What Does a CMS Do? • Some of the more important capabilities of a CMS are: • Creating and preserving relationships between content pieces, creators and consumers • Creating searchable archives of collective wisdom • Rationalizing the communications streams in corporations • Speeding the creation of appropriate content and its delivery to the relevant audience
Limitations of CMS technology: Advertising • The technology is NOT the point. Organizations often buy overly complicated content management software believing the ‘right’ software solves their problem. The tools must never be the focus. The tasks the site must accomplish are paramount. • Content is NOT king, the customer is. It is an equally bad idea to manage from a content point of view.
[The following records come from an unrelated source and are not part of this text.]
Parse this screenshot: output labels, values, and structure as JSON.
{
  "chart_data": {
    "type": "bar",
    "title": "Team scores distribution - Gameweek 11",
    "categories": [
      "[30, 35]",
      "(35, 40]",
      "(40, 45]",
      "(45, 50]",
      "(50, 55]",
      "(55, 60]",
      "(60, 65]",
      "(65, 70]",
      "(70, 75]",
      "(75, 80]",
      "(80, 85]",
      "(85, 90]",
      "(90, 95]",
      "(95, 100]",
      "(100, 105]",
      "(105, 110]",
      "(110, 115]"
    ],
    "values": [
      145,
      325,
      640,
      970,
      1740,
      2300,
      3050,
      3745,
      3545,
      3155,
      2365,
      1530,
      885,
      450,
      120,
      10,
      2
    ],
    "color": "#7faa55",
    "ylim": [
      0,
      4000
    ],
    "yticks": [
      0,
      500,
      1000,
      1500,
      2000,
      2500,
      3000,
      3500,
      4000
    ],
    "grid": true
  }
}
Communicators love to communicate, but publishing and serving vast quantities of information is not always in your client’s best interest. • The CMS works best when it is integrated with measurements, and web-use measurements are in need of improvement.
Limitations of CMS technology: Public Relations • Technology is still not the point. • An intranet or public website can seem like a nirvana for the PR go-getter, so a clear standard for adding content must be in place. Add content because of a clearly defined need, not a publish-or-perish mentality. • No single tool, language, algorithm, technique, or process can solve all the problems of enormous amounts of information expressed in complex and ambiguous language. The complex relationships and evolving meanings are so intricate that the possibility of a perfect solution for managing all content is still unlikely.
General Guidelines for CMS Design • Manage content, not web pages. Develop fluency with content and you can find the most valuable uses for it. • Reuse existing content when possible and wherever appropriate. • Store content once: Do not create (or allow the workflow to create) copies. • Content is valuable: Content takes a long time to create and update. Do not delete or expire content unless absolutely necessary. In general, more content is better. • Meta-tag your content. Meta data describes essential characteristics of information such as its creator, topic, language, publication history, revision history, page rank, etc. It gives Search Engines and consumers good cues about relative value. • Link content to its users and creators. One of the most valuable dimensions of managing content is understanding which constituents find it most (or least) valuable. • Separate content from presentation: wherever possible, separate display text from HTML and other formatting information.